Recalling the Blocks from Textract

Below, we show our call to paws get_document_analysis() using the JobId we received back from Textract above. A few things to mention, Textract stores pages from all of the documents together in “Blocks” when called in bulk from a PDF. We searched around, but it doesn’t seem possible to download the whole job with all of the pages at one time. The only way we could figure out to get the data back into our environment was to while loop over get_document_analysis in the maximum 1,000 increments. This also took time, and our 700 pages of tables came back as over 400,000 blocks commingled together in a json object. To give an idea of the sizes involved, the full aggregated PDF resulted to a 210 MB json, once we had called for all the Blocks.

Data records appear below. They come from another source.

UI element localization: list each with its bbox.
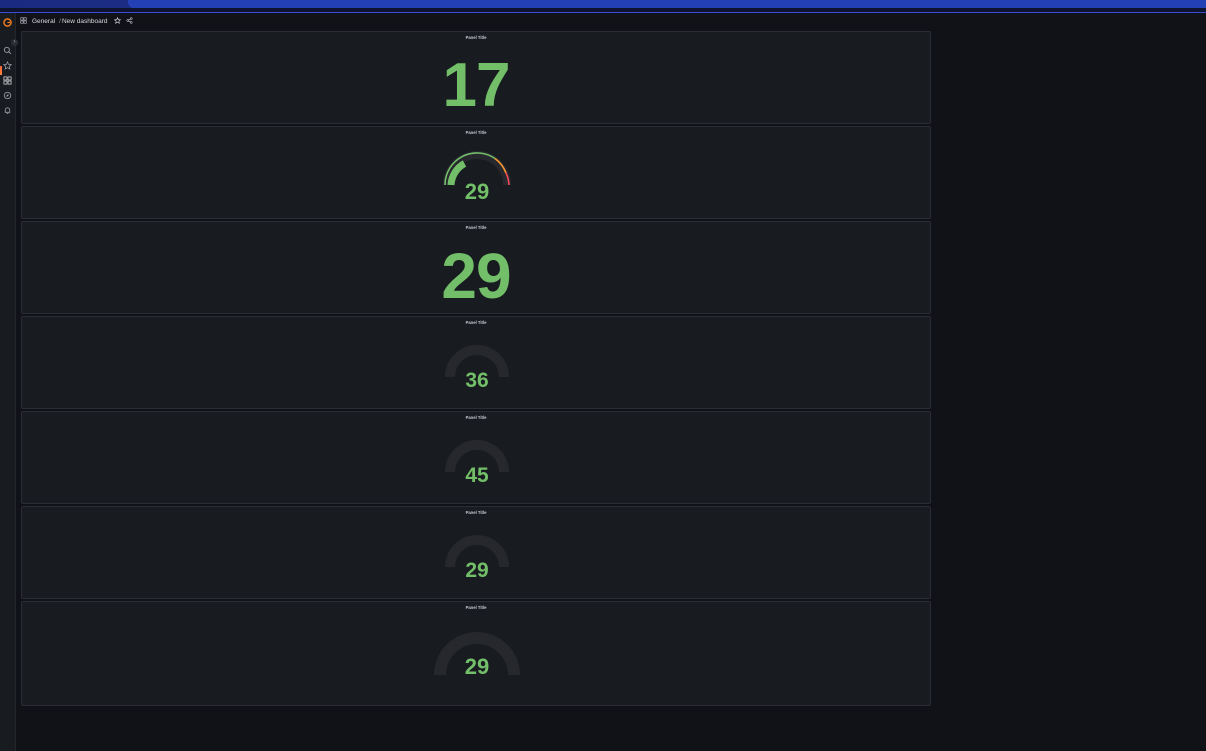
panel-gauge[interactable]: Panel Title 36 (21, 316, 931, 409)
gauge-value: 36 (465, 369, 489, 392)
breadcrumb-separator: / (59, 17, 61, 25)
grafana-logo-icon[interactable] (3, 18, 12, 27)
dashboard-header: General / New dashboard (20, 15, 134, 27)
gauge-value: 29 (465, 559, 489, 582)
panel-stat[interactable]: Panel Title 29 (21, 221, 931, 314)
gauge-value: 45 (465, 464, 489, 487)
expand-sidebar-icon[interactable]: › (11, 39, 18, 46)
share-icon[interactable] (126, 17, 134, 25)
explore-icon[interactable] (3, 91, 12, 100)
active-tab (128, 0, 1206, 8)
breadcrumb-dashboard-title[interactable]: New dashboard (62, 18, 108, 25)
gauge: 45 (441, 426, 513, 488)
active-item-indicator (0, 66, 2, 75)
gauge-value: 29 (464, 179, 490, 204)
browser-top-bar (0, 0, 1206, 13)
panel-gauge[interactable]: Panel Title 29 (21, 601, 931, 706)
star-icon[interactable] (114, 16, 122, 25)
stat-value: 29 (441, 240, 511, 312)
dashboards-icon[interactable] (3, 76, 12, 85)
alerting-bell-icon[interactable] (3, 106, 12, 115)
panel-gauge[interactable]: Panel Title 29 (21, 506, 931, 599)
panel-title[interactable]: Panel Title (22, 605, 930, 610)
panel-gauge[interactable]: Panel Title 29 (21, 126, 931, 219)
gauge: 29 (439, 139, 515, 204)
panel-title[interactable]: Panel Title (22, 35, 930, 40)
panel-title[interactable]: Panel Title (22, 225, 930, 230)
gauge: 36 (441, 331, 513, 393)
panel-gauge[interactable]: Panel Title 45 (21, 411, 931, 504)
panel-title[interactable]: Panel Title (22, 130, 930, 135)
breadcrumb-folder[interactable]: General (32, 18, 55, 25)
gauge: 29 (430, 615, 524, 695)
panel-title[interactable]: Panel Title (22, 510, 930, 515)
gauge-value: 29 (464, 654, 490, 679)
panel-title[interactable]: Panel Title (22, 320, 930, 325)
stat-value: 17 (442, 51, 511, 120)
sidebar: › (0, 13, 18, 751)
gauge: 29 (441, 521, 513, 583)
panel-title[interactable]: Panel Title (22, 415, 930, 420)
dashboards-grid-icon (20, 17, 28, 25)
star-icon[interactable] (3, 61, 12, 70)
search-icon[interactable] (3, 46, 12, 55)
panel-stat[interactable]: Panel Title 17 (21, 31, 931, 124)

In the next step, we have our work cut out to extract the key elements from the json. A json is a common object for API calls, but when introduced to a json a few years ago, it seemed to be a hopelessly, impenetrable data structure, and one to be avoided if at all possible. Fortunately, time has moved on, and like many things, it might be possible now. In the next post, we will attempt to reconstitute the Blocks into their original pages, and then parse out the desired elements for comparison. A lot is at stake since we have invested quite a bit of time to get to this point.

# Get 1st 10 blocks
a <- 
  svc$get_document_analysis(JobId= unlist(JobId))

listviewer::jsonedit(
  a[["Blocks"]][1:10]
)

Conclusion

That concludes this section of setting up S3 and calling Textract which seems like a complete segment. In addition to Textract, the paws link to the AWS SDK opens up so many other options, including the obvious links EC2 and ECS, but also Rekognition for images, Polly for speech to text, Translate for languages and Lambda among others. It seemed like a good place to stop to keep the series in digestible increments. In the next post Evaluating Mass Muni CAFR Textract Results - Part 5, we will show how to parse the complicated json response object back into a table, extract the desired elements for the cases where we failed to match and evaluate how well Textract did on those difficult cases.